Yes I’m a predictable cynic and Grillshack is an achingly portable concept, probably conceived as such, but so what? Better more of this than some of the rubbish out there now, and nobody would object to W1 service levels radiating outwards, with the food people actually want to eat.

Grillshack on Urbanspoon

Wednesday, 4 September 2013

Casse-Croûte

Casse-Croûte is a relatively new French bistro, bang in the middle of that strip of foodie escapism, Bermondsey Street. Sure, you can have a very London experience in either of the opposing boozers, but Jose and Pizarro can whisk you away to Madrid, Village East to New York and Zucca to Milan. Although I always find Zucca has a New York feel too. And Village East is getting a long overdue refurb, so who knows.
 
But anyway, the point remains that Bermondsey Street is like being on holiday. A sophisticated, epicurean update of the pulling holiday’s ubiquitous ‘bar street’, only it’s for people with slightly more money and slightly less flesh on show. Slightly. And ironically, more actual Europeans than the Brit-infested resorts.

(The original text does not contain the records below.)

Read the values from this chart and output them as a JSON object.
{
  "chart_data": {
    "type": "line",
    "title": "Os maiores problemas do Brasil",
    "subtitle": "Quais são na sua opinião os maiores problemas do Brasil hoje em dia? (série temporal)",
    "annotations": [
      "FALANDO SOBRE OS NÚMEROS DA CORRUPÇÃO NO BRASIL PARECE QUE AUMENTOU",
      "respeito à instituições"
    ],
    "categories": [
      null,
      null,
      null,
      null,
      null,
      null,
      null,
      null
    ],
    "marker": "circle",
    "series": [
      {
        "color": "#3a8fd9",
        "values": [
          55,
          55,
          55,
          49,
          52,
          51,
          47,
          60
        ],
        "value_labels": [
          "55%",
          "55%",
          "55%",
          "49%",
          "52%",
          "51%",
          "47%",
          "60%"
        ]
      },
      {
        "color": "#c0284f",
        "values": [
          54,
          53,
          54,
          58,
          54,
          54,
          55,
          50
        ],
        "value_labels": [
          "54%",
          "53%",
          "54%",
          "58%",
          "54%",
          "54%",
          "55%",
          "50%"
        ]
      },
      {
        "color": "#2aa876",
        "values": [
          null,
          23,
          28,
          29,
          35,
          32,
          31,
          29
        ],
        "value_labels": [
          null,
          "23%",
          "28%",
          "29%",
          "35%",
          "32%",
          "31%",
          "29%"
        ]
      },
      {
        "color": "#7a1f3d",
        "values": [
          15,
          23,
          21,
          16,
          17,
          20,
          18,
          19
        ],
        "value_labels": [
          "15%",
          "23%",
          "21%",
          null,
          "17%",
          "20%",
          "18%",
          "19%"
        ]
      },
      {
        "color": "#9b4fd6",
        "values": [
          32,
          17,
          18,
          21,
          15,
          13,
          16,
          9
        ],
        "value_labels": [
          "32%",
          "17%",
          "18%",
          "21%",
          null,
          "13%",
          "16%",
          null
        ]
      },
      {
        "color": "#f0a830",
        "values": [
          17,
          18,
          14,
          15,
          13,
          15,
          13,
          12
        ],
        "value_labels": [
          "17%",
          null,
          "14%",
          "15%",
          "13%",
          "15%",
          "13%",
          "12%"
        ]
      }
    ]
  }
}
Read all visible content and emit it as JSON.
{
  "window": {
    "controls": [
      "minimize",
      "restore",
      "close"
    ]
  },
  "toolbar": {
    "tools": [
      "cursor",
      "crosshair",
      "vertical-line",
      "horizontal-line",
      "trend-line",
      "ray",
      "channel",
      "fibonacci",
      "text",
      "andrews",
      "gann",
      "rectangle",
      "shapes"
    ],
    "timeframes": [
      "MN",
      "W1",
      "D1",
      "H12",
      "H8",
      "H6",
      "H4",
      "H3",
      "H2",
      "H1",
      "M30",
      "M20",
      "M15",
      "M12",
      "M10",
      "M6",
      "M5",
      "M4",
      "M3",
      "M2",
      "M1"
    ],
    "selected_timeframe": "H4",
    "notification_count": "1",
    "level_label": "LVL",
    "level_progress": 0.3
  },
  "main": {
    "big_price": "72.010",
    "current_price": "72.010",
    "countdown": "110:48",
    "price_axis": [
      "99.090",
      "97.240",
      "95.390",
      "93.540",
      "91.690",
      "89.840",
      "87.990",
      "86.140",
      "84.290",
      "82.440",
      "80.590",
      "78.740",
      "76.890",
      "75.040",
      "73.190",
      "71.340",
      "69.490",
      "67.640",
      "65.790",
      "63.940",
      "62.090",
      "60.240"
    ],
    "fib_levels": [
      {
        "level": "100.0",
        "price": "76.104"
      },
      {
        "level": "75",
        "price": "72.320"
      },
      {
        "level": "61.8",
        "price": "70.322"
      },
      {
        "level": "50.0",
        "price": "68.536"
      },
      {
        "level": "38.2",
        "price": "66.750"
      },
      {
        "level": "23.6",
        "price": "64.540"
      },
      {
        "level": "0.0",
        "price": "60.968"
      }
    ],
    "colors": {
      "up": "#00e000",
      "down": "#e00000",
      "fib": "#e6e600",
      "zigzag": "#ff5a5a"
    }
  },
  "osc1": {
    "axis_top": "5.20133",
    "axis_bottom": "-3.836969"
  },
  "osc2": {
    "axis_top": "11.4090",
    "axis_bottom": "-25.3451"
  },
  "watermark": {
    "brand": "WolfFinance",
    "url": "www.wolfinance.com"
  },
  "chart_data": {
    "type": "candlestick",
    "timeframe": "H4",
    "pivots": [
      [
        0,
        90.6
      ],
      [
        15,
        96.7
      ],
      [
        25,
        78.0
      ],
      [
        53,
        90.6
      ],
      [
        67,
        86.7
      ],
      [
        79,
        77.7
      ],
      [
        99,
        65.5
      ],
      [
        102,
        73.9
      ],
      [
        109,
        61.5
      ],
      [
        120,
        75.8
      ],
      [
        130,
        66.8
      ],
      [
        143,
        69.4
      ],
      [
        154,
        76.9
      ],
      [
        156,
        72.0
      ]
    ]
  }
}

Casse-Croûte (might as well persist with the accent) is the cookie-cutter charming neighbourhood place of your dreams, to a fault. It vaguely reminded me of The Little Owl in that regard. The welcome and exuberance are en francais, but they were far warmer than any I’ve received in France. And yes, that includes outside of Paris.


Food? Well, we ate an awful lot. Before the starters, charcuterie sliced to order mere inches from our heads accompanied a crisp cremant. A nice menu touch, as too often (even in French places) the non-champagne option is prosecco – not to be sniffed at of course, but some beautiful fizz comes from The Loire too.


To start, a garlicky sausage and onion jam laden brioche (a posh sausage roll and no less for it). Excellent. As for the others’ dishes, to be honest I can’t actually remember as we were already rolling in the aisles.

Blame the handsome staff for turning our table of gals and gays a tad bawdy (the raging horn, in fact) or that seductively thirsty combination of food, open windows and a warm summer night – but we had a very good time.


On to mains, a huge, beautiful platter of roast lamb was shared. I had a pork dish I wasn’t familiar with but it was a massive, house-made sausage in a rich broth of cannellini beans and vegetables.


So, sausage rolls and then sausage and beans. Very cosmopolitan, me.

I can barely remember leaving, but we did share amongst other things an amazing strawberry and pistachio tart. One wine followed the other as we glugged from Loire to Rhone, and they were all delicious.

I absolutely loved Casse-Croûte. The only issue with its quality, vibes and ever-changing menu is that my every attempt to return has failed miserably. One for the little black book yes, but the secret’s out.